The locks on this canal have been collectively named Old Ford Three Locks, all lying within the district of Old Ford, but are now individually known as Hertford Union Top, Middle and Bottom locks. They are grouped together towards the north-eastern end, and descend approximately 19 ft from the Regent's Canal to the Lee Navigation. They are all single manual locks, and the largest craft that can use them have a length of 72 feet and a beam of 14 feet.

Proceeding west to east, the locks are:

===Hertford Union Top Lock No. 1===
This is lock No.1, and is 0.63 mi from the Hertford Union Junction with the Regent's Canal. It is to the south of Victoria Park, with the tail of the lock passing beneath a cast iron footbridge accessing the park from Parnell Road. It has a fall of 6 ft 3 in.

The lock was designated a Grade II listed structure in 1990, and its bottom gates have rare cast iron balance beams. One of the adjacent cottages (No 3 Lock Cottages) is also a Grade II listed building.

===Hertford Union Middle Lock No. 2===
The middle lock has a fall of 8 ft 11 in The tail of the lock passes under Cadogan Terrace.

===Hertford Union Bottom Lock No. 3===
The lower lock has a fall of 3 ft 9 in. It is just 0.13 mi from the junction with the River Lee.

A now demolished public house, The Mitford Castle, by the ramp to the canal, on Wick Road, was where Thomas Briggs - the first victim of a railway murder - was taken to die from his wounds, in July 1864 (see Hackney Wick).

==Transport==
The nearest London Overground stations are Cambridge Heath at the western end or Hackney Wick at the eastern end.

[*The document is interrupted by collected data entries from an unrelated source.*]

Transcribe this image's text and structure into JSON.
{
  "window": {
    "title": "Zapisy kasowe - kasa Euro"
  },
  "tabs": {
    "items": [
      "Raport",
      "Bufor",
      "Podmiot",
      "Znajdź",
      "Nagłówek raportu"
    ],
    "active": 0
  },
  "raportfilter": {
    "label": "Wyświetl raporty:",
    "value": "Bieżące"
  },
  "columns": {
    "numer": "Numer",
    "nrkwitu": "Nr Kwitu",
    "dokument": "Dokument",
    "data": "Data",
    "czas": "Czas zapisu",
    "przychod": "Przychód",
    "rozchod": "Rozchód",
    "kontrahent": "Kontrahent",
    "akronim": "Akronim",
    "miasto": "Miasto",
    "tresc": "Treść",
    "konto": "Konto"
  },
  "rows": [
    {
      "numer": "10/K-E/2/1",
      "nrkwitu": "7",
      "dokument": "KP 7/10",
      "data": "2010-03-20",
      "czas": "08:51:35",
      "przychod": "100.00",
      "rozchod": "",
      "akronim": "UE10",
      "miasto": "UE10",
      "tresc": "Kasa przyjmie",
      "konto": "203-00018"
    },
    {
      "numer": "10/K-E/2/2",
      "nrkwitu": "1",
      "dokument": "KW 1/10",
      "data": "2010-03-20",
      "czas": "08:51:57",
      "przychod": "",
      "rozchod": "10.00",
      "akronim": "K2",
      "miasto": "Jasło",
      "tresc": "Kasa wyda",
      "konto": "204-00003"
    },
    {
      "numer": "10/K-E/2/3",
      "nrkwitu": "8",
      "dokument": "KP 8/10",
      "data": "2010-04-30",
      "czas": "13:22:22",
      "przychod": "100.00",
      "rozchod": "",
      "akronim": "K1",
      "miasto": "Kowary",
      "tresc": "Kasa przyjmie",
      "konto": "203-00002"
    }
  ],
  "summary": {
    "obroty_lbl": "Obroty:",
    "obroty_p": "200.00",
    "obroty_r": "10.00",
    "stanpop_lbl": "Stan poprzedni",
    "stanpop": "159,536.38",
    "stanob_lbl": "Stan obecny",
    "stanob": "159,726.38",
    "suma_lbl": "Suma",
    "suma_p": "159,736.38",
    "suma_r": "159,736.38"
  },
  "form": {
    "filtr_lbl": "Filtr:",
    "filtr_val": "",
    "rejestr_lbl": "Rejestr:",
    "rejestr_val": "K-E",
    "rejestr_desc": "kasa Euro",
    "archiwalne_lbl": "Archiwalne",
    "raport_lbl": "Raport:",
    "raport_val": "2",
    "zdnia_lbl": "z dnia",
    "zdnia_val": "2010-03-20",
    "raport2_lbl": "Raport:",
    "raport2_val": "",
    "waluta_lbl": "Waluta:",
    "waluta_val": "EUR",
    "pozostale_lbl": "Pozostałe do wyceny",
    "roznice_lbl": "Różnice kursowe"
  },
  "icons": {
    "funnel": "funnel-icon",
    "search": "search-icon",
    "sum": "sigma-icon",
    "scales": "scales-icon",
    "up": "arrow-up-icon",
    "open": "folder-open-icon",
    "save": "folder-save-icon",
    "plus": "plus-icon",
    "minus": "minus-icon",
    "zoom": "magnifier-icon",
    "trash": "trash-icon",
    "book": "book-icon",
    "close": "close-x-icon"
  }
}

The canal towpath is open to walkers and cyclists, without permit. At its eastern end, the towpath joins the Lea Valley Walk. At Hackney Wick, the Capital Ring crosses the canal; with section 13 proceeding north-west toward Stoke Newington and section 14, south-east via The Greenway towards Beckton District Park. The towpath forms part of the "Limehouse Circuit" commencing at Limehouse Basin and utilising the Limehouse Cut, Lee Navigation, Regent's Canal and Hertford Union in a circular five-mile walk.

The Olympic Park was constructed to the east of the Lee Navigation. During the games, the Cut was closed to navigation and used for mooring visiting craft. In the legacy phase of the 2012 Summer Olympics, there is promised access to the Olympic Park and Bow Back Rivers.